Woher kommt das Geld?

Konrad Graber (CVP)

Konrad Graber (CVP)

Zankapfel ist die so genannte Mittelkonkurrenz zwischen der zweiten Röhre und dem Bypass. «Wenn die zweite Röhre gebaut wird, fehlt das Geld für den Bypass», sagt Konrad Graber. Das stimme nicht, hält Georges Theiler dagegen, «denn das Geld für die zweite Röhre kommt aus dem Unterhaltsfonds, das Geld für den Bypass hingegen aus dem Infrastrukturfonds. Das sind zwei verschiedene Töpfe.»

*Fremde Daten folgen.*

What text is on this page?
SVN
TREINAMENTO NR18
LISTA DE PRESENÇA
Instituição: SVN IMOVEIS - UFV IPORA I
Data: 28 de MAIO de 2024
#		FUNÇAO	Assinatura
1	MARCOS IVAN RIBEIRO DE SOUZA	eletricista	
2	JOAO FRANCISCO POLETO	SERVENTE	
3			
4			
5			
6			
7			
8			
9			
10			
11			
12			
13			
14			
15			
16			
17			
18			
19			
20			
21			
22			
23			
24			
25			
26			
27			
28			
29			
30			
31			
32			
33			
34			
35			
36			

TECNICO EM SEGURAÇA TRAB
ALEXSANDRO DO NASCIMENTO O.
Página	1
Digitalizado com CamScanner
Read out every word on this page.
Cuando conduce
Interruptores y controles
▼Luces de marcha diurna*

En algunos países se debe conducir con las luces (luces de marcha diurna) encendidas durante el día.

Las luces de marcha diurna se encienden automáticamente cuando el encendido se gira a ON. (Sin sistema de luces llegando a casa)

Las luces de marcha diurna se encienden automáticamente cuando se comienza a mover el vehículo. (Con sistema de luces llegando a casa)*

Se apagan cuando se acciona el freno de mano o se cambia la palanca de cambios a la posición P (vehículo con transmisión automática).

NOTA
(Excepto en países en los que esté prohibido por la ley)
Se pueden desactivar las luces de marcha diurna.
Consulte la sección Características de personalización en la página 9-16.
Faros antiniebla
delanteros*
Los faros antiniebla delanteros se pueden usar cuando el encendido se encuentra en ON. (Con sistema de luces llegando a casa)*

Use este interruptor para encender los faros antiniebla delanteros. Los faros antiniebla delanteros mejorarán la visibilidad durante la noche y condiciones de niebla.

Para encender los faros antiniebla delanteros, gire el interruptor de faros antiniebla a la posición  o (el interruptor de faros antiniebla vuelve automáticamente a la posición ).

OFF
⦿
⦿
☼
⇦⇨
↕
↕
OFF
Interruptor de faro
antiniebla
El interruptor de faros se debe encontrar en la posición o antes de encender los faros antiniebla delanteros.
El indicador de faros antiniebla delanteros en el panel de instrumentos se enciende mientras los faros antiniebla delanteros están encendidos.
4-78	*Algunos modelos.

«Das ist ein Irrtum», kontert Konrad Graber, denn zwischen den beiden Töpfen gebe es eine Verbindung, sozusagen eine Röhre. «Was aus dem Unterhaltsfonds ausgegeben wird, kann nicht mehr in den Infrastrukturfonds fliessen. Beide Töpfe haben die gleiche Quelle.»

Hinzu komme, dass der Bundesrat alle Strassenkassen in einem Nationalstrassen- und Agglomerationsfonds (NAF) zusammenfassen wolle. Das sei alles reichlich kompliziert, räumt Graber ein, aber es gelte auch im Strassenbau der Grundsatz: «Man kann den gleichen Franken nicht zweimal ausgeben.»

Georges Theiler (FDP)

Georges Theiler (FDP)

Wer recht hat, ist offen, doch Graber sieht sich als Sieger nach Punkten, denn selbst der Bundesrat schreibt in seiner Botschaft, dass wegen der zweiten Röhre das Geld für Verkehrsprojekte in den Regionen fehlen könnte.

«Der Gotthard ist ein Ferien- und Freizeittunnel»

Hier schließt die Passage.